Now the Miocene was about 4 million years ago. OK but we're just going started. The rate of acceleration is what is so bad. OK so after the asteroid hit Earth 65 million years ago then most life went extinct in a few years.
"By analyzing the fish fossils inside, researchers determined that global temperatures were stable for a long time before the asteroid impact, but then, afterwards, temperatures quickly rose and stayed about 5 degrees Celsius warmer for about 100,000 years. MacLeod says it's notable that the impact pumped up carbon dioxide over a short time span that, geologically speaking, is comparable to what humans have been doing in burning fossil fuels since the start of the Industrial Revolution.
"The atmosphere was loaded for a very brief interval of time, and the consequences of that change in atmospheric composition lasted for 100,000 years," MacLeod says. "So it illustrates, I think, really strongly, even if we went back to 1850 levels of carbon dioxide emission, it's going to take a 100,000 years for the carbon dioxide that we've already put in the atmosphere to cycle through the Earth's systems."
So yes modern Western civilization from Platonic math - is very much like the asteroid impact.
"The worst came a little over 250 million years ago — before dinosaurs walked the earth — in an episode called the Permian-Triassic Mass Extinction, or the Great Dying, when 90% of life in the oceans and 70% of life on land vanished. "
"Recently, two groundbreaking studies on the Great Dying reveal that the causes of that mass extinction bear some striking similarities to what's happening today.

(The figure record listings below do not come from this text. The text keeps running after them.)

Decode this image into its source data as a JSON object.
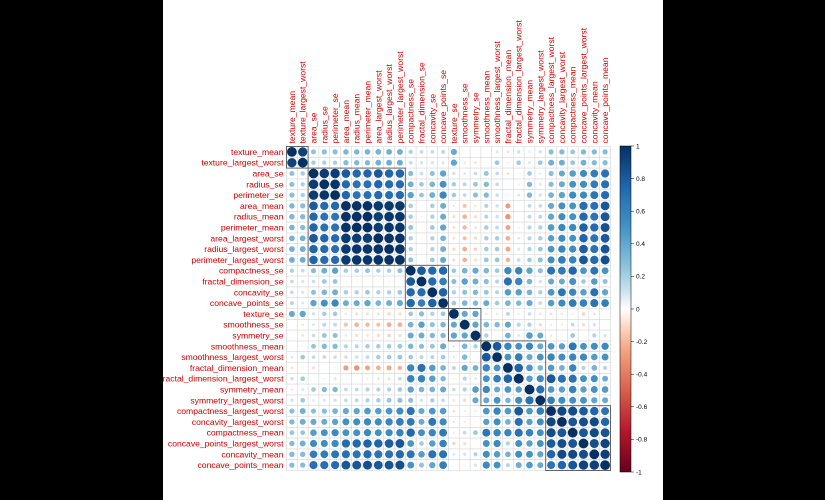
{
  "chart_data": {
    "type": "heatmap",
    "variables": [
      "texture_mean",
      "texture_largest_worst",
      "area_se",
      "radius_se",
      "perimeter_se",
      "area_mean",
      "radius_mean",
      "perimeter_mean",
      "area_largest_worst",
      "radius_largest_worst",
      "perimeter_largest_worst",
      "compactness_se",
      "fractal_dimension_se",
      "concavity_se",
      "concave_points_se",
      "texture_se",
      "smoothness_se",
      "symmetry_se",
      "smoothness_mean",
      "smoothness_largest_worst",
      "fractal_dimension_mean",
      "fractal_dimension_largest_worst",
      "symmetry_mean",
      "symmetry_largest_worst",
      "compactness_largest_worst",
      "concavity_largest_worst",
      "compactness_mean",
      "concave_points_largest_worst",
      "concavity_mean",
      "concave_points_mean"
    ],
    "colorbar_ticks": [
      "1",
      "0.8",
      "0.6",
      "0.4",
      "0.2",
      "0",
      "-0.2",
      "-0.4",
      "-0.6",
      "-0.8",
      "-1"
    ],
    "color_low": "#67001f",
    "color_mid": "#ffffff",
    "color_high": "#053061",
    "matrix": [
      [
        1.0,
        0.91,
        0.26,
        0.28,
        0.28,
        0.32,
        0.32,
        0.33,
        0.34,
        0.35,
        0.36,
        0.19,
        0.14,
        0.14,
        0.16,
        0.39,
        0.01,
        0.01,
        -0.02,
        0.08,
        -0.08,
        0.12,
        0.07,
        0.11,
        0.28,
        0.3,
        0.24,
        0.3,
        0.3,
        0.29
      ],
      [
        0.91,
        1.0,
        0.21,
        0.19,
        0.2,
        0.29,
        0.3,
        0.3,
        0.35,
        0.36,
        0.37,
        0.14,
        0.1,
        0.1,
        0.09,
        0.41,
        -0.07,
        -0.08,
        0.04,
        0.23,
        -0.05,
        0.22,
        0.09,
        0.23,
        0.36,
        0.37,
        0.24,
        0.36,
        0.3,
        0.29
      ],
      [
        0.26,
        0.21,
        1.0,
        0.95,
        0.94,
        0.8,
        0.74,
        0.75,
        0.81,
        0.76,
        0.76,
        0.28,
        0.13,
        0.27,
        0.42,
        0.11,
        0.08,
        0.13,
        0.25,
        0.14,
        -0.09,
        0.02,
        0.22,
        0.07,
        0.28,
        0.39,
        0.45,
        0.54,
        0.62,
        0.69
      ],
      [
        0.28,
        0.19,
        0.95,
        1.0,
        0.97,
        0.73,
        0.68,
        0.69,
        0.75,
        0.72,
        0.72,
        0.36,
        0.23,
        0.33,
        0.51,
        0.21,
        0.16,
        0.24,
        0.3,
        0.14,
        0.0,
        0.05,
        0.3,
        0.09,
        0.29,
        0.38,
        0.5,
        0.53,
        0.63,
        0.7
      ],
      [
        0.28,
        0.2,
        0.94,
        0.97,
        1.0,
        0.74,
        0.67,
        0.69,
        0.73,
        0.7,
        0.72,
        0.42,
        0.24,
        0.36,
        0.56,
        0.22,
        0.15,
        0.27,
        0.3,
        0.13,
        0.04,
        0.09,
        0.31,
        0.11,
        0.34,
        0.42,
        0.55,
        0.55,
        0.66,
        0.71
      ],
      [
        0.32,
        0.29,
        0.8,
        0.73,
        0.74,
        1.0,
        0.99,
        0.99,
        0.96,
        0.96,
        0.96,
        0.21,
        -0.02,
        0.21,
        0.37,
        -0.07,
        -0.17,
        -0.07,
        0.18,
        0.12,
        -0.28,
        0.0,
        0.15,
        0.14,
        0.39,
        0.51,
        0.5,
        0.72,
        0.69,
        0.82
      ],
      [
        0.32,
        0.3,
        0.74,
        0.68,
        0.67,
        0.99,
        1.0,
        1.0,
        0.94,
        0.97,
        0.97,
        0.21,
        -0.04,
        0.19,
        0.38,
        -0.1,
        -0.22,
        -0.1,
        0.17,
        0.12,
        -0.31,
        0.01,
        0.15,
        0.16,
        0.41,
        0.53,
        0.51,
        0.74,
        0.68,
        0.82
      ],
      [
        0.33,
        0.3,
        0.75,
        0.69,
        0.69,
        0.99,
        1.0,
        1.0,
        0.94,
        0.97,
        0.97,
        0.25,
        -0.01,
        0.23,
        0.41,
        -0.09,
        -0.2,
        -0.08,
        0.21,
        0.15,
        -0.26,
        0.05,
        0.18,
        0.19,
        0.46,
        0.56,
        0.56,
        0.77,
        0.72,
        0.85
      ],
      [
        0.34,
        0.35,
        0.81,
        0.75,
        0.73,
        0.96,
        0.94,
        0.94,
        1.0,
        0.98,
        0.98,
        0.2,
        -0.02,
        0.19,
        0.34,
        -0.08,
        -0.18,
        -0.11,
        0.21,
        0.21,
        -0.23,
        0.08,
        0.18,
        0.21,
        0.44,
        0.54,
        0.51,
        0.75,
        0.68,
        0.81
      ],
      [
        0.35,
        0.36,
        0.76,
        0.72,
        0.7,
        0.96,
        0.97,
        0.97,
        0.98,
        1.0,
        0.99,
        0.2,
        -0.04,
        0.19,
        0.36,
        -0.11,
        -0.23,
        -0.13,
        0.22,
        0.22,
        -0.25,
        0.09,
        0.19,
        0.24,
        0.48,
        0.57,
        0.54,
        0.79,
        0.69,
        0.83
      ],
      [
        0.36,
        0.37,
        0.76,
        0.72,
        0.72,
        0.96,
        0.97,
        0.97,
        0.98,
        0.99,
        1.0,
        0.26,
        -0.0,
        0.23,
        0.39,
        -0.1,
        -0.22,
        -0.1,
        0.24,
        0.24,
        -0.21,
        0.14,
        0.22,
        0.27,
        0.53,
        0.62,
        0.59,
        0.82,
        0.73,
        0.86
      ],
      [
        0.19,
        0.14,
        0.28,
        0.36,
        0.42,
        0.21,
        0.21,
        0.25,
        0.2,
        0.2,
        0.26,
        1.0,
        0.8,
        0.74,
        0.74,
        0.23,
        0.34,
        0.39,
        0.32,
        0.23,
        0.56,
        0.59,
        0.42,
        0.28,
        0.68,
        0.64,
        0.74,
        0.48,
        0.67,
        0.49
      ],
      [
        0.14,
        0.1,
        0.13,
        0.23,
        0.24,
        -0.02,
        -0.04,
        -0.01,
        -0.02,
        -0.04,
        -0.0,
        0.8,
        1.0,
        0.73,
        0.61,
        0.28,
        0.43,
        0.37,
        0.28,
        0.17,
        0.69,
        0.59,
        0.33,
        0.11,
        0.39,
        0.38,
        0.51,
        0.22,
        0.45,
        0.26
      ],
      [
        0.14,
        0.1,
        0.27,
        0.33,
        0.36,
        0.21,
        0.19,
        0.23,
        0.19,
        0.19,
        0.23,
        0.74,
        0.73,
        1.0,
        0.77,
        0.19,
        0.27,
        0.31,
        0.25,
        0.17,
        0.45,
        0.44,
        0.34,
        0.2,
        0.48,
        0.66,
        0.57,
        0.44,
        0.69,
        0.41
      ],
      [
        0.16,
        0.09,
        0.42,
        0.51,
        0.56,
        0.37,
        0.38,
        0.41,
        0.34,
        0.36,
        0.39,
        0.74,
        0.61,
        0.77,
        1.0,
        0.23,
        0.33,
        0.31,
        0.38,
        0.22,
        0.34,
        0.31,
        0.39,
        0.14,
        0.45,
        0.55,
        0.64,
        0.6,
        0.68,
        0.62
      ],
      [
        0.39,
        0.41,
        0.11,
        0.21,
        0.22,
        -0.07,
        -0.1,
        -0.09,
        -0.08,
        -0.11,
        -0.1,
        0.23,
        0.28,
        0.19,
        0.23,
        1.0,
        0.4,
        0.41,
        0.07,
        -0.07,
        0.16,
        -0.05,
        0.13,
        -0.08,
        -0.09,
        -0.07,
        0.05,
        -0.12,
        0.08,
        0.02
      ],
      [
        0.01,
        -0.07,
        0.08,
        0.16,
        0.15,
        -0.17,
        -0.22,
        -0.2,
        -0.18,
        -0.23,
        -0.22,
        0.34,
        0.43,
        0.27,
        0.33,
        0.4,
        1.0,
        0.41,
        0.33,
        0.31,
        0.4,
        0.17,
        0.19,
        -0.11,
        -0.06,
        -0.06,
        0.14,
        -0.1,
        0.1,
        0.03
      ],
      [
        0.01,
        -0.08,
        0.13,
        0.24,
        0.27,
        -0.07,
        -0.1,
        -0.08,
        -0.11,
        -0.13,
        -0.1,
        0.39,
        0.37,
        0.31,
        0.31,
        0.41,
        0.41,
        1.0,
        0.2,
        -0.01,
        0.35,
        0.08,
        0.45,
        0.39,
        0.06,
        0.04,
        0.23,
        -0.03,
        0.18,
        0.1
      ],
      [
        -0.02,
        0.04,
        0.25,
        0.3,
        0.3,
        0.18,
        0.17,
        0.21,
        0.21,
        0.22,
        0.24,
        0.32,
        0.28,
        0.25,
        0.38,
        0.07,
        0.33,
        0.2,
        1.0,
        0.81,
        0.58,
        0.5,
        0.56,
        0.39,
        0.47,
        0.43,
        0.66,
        0.5,
        0.52,
        0.55
      ],
      [
        0.08,
        0.23,
        0.14,
        0.14,
        0.13,
        0.12,
        0.12,
        0.15,
        0.21,
        0.22,
        0.24,
        0.23,
        0.17,
        0.17,
        0.22,
        -0.07,
        0.31,
        -0.01,
        0.81,
        1.0,
        0.5,
        0.62,
        0.39,
        0.49,
        0.57,
        0.52,
        0.57,
        0.55,
        0.45,
        0.5
      ],
      [
        -0.08,
        -0.05,
        -0.09,
        0.0,
        0.04,
        -0.28,
        -0.31,
        -0.26,
        -0.23,
        -0.25,
        -0.21,
        0.56,
        0.69,
        0.45,
        0.34,
        0.16,
        0.4,
        0.35,
        0.58,
        0.5,
        1.0,
        0.77,
        0.48,
        0.33,
        0.46,
        0.35,
        0.57,
        0.18,
        0.34,
        0.17
      ],
      [
        0.12,
        0.22,
        0.02,
        0.05,
        0.09,
        0.0,
        0.01,
        0.05,
        0.08,
        0.09,
        0.14,
        0.59,
        0.59,
        0.44,
        0.31,
        -0.05,
        0.17,
        0.08,
        0.5,
        0.62,
        0.77,
        1.0,
        0.44,
        0.54,
        0.81,
        0.69,
        0.69,
        0.51,
        0.52,
        0.37
      ],
      [
        0.07,
        0.09,
        0.22,
        0.3,
        0.31,
        0.15,
        0.15,
        0.18,
        0.18,
        0.19,
        0.22,
        0.42,
        0.33,
        0.34,
        0.39,
        0.13,
        0.19,
        0.45,
        0.56,
        0.39,
        0.48,
        0.44,
        1.0,
        0.7,
        0.47,
        0.43,
        0.6,
        0.43,
        0.5,
        0.46
      ],
      [
        0.11,
        0.23,
        0.07,
        0.09,
        0.11,
        0.14,
        0.16,
        0.19,
        0.21,
        0.24,
        0.27,
        0.28,
        0.11,
        0.2,
        0.14,
        -0.08,
        -0.11,
        0.39,
        0.39,
        0.49,
        0.33,
        0.54,
        0.7,
        1.0,
        0.61,
        0.53,
        0.51,
        0.5,
        0.41,
        0.38
      ],
      [
        0.28,
        0.36,
        0.28,
        0.29,
        0.34,
        0.39,
        0.41,
        0.46,
        0.44,
        0.48,
        0.53,
        0.68,
        0.39,
        0.48,
        0.45,
        -0.09,
        -0.06,
        0.06,
        0.47,
        0.57,
        0.46,
        0.81,
        0.47,
        0.61,
        1.0,
        0.89,
        0.87,
        0.8,
        0.75,
        0.67
      ],
      [
        0.3,
        0.37,
        0.39,
        0.38,
        0.42,
        0.51,
        0.53,
        0.56,
        0.54,
        0.57,
        0.62,
        0.64,
        0.38,
        0.66,
        0.55,
        -0.07,
        -0.06,
        0.04,
        0.43,
        0.52,
        0.35,
        0.69,
        0.43,
        0.53,
        0.89,
        1.0,
        0.82,
        0.86,
        0.88,
        0.75
      ],
      [
        0.24,
        0.24,
        0.45,
        0.5,
        0.55,
        0.5,
        0.51,
        0.56,
        0.51,
        0.54,
        0.59,
        0.74,
        0.51,
        0.57,
        0.64,
        0.05,
        0.14,
        0.23,
        0.66,
        0.57,
        0.57,
        0.69,
        0.6,
        0.51,
        0.87,
        0.82,
        1.0,
        0.82,
        0.88,
        0.83
      ],
      [
        0.3,
        0.36,
        0.54,
        0.53,
        0.55,
        0.72,
        0.74,
        0.77,
        0.75,
        0.79,
        0.82,
        0.48,
        0.22,
        0.44,
        0.6,
        -0.12,
        -0.1,
        -0.03,
        0.5,
        0.55,
        0.18,
        0.51,
        0.43,
        0.5,
        0.8,
        0.86,
        0.82,
        1.0,
        0.86,
        0.91
      ],
      [
        0.3,
        0.3,
        0.62,
        0.63,
        0.66,
        0.69,
        0.68,
        0.72,
        0.68,
        0.69,
        0.73,
        0.67,
        0.45,
        0.69,
        0.68,
        0.08,
        0.1,
        0.18,
        0.52,
        0.45,
        0.34,
        0.52,
        0.5,
        0.41,
        0.75,
        0.88,
        0.88,
        0.86,
        1.0,
        0.92
      ],
      [
        0.29,
        0.29,
        0.69,
        0.7,
        0.71,
        0.82,
        0.82,
        0.85,
        0.81,
        0.83,
        0.86,
        0.49,
        0.26,
        0.41,
        0.62,
        0.02,
        0.03,
        0.1,
        0.55,
        0.5,
        0.17,
        0.37,
        0.46,
        0.38,
        0.67,
        0.75,
        0.83,
        0.91,
        0.92,
        1.0
      ]
    ]
  }
}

In fact, in some ways the pace of change, such as the rate of release of greenhouse gases, is much faster today than it was 250 million years ago."
So MORE life as a percentage of total life - was wiped out by the P-T Mass Extinction - and today the rate of destruction is much faster.
"Carbon dioxide in the atmosphere is increasing at a pace 100 times faster than it naturally should. Our planet is warming 10 times faster than it has in 65 million years. Our oceans are acidifying 100 times faster than they have in at least 20 million years, and oxygen dead zones in our oceans have increased tenfold since 1950."
and so 252 million years ago - what happened?
" Over the course of a million years, extensive volcanic activity in what is now Siberia flowed through cracks and crevices of sedimentary rocks, searing oil and gas deposits as it moved along, producing the coronene scientists recently discovered."
"This process gradually released gigantic amounts of heat-trapping carbon gases at levels much higher than today. For comparison, carbon dioxide (CO2) concentrations during that time period are estimated to be a few thousand parts per million (ppm), whereas today, our CO2 level, while higher than it's been in the last 3 million years, is still significantly less, at 415 ppm (but rising fast)."
the key is the RATE of greenhouse gas emissions today.
"And astonishingly, Brand says that the rate of release of heat-trapping greenhouse gases now is much more radical than it was back then. "Right now our emissions are 10 to 20 times higher than what happened at the end of the Permian mass extinction, which was the largest and biggest mass extinction," he said.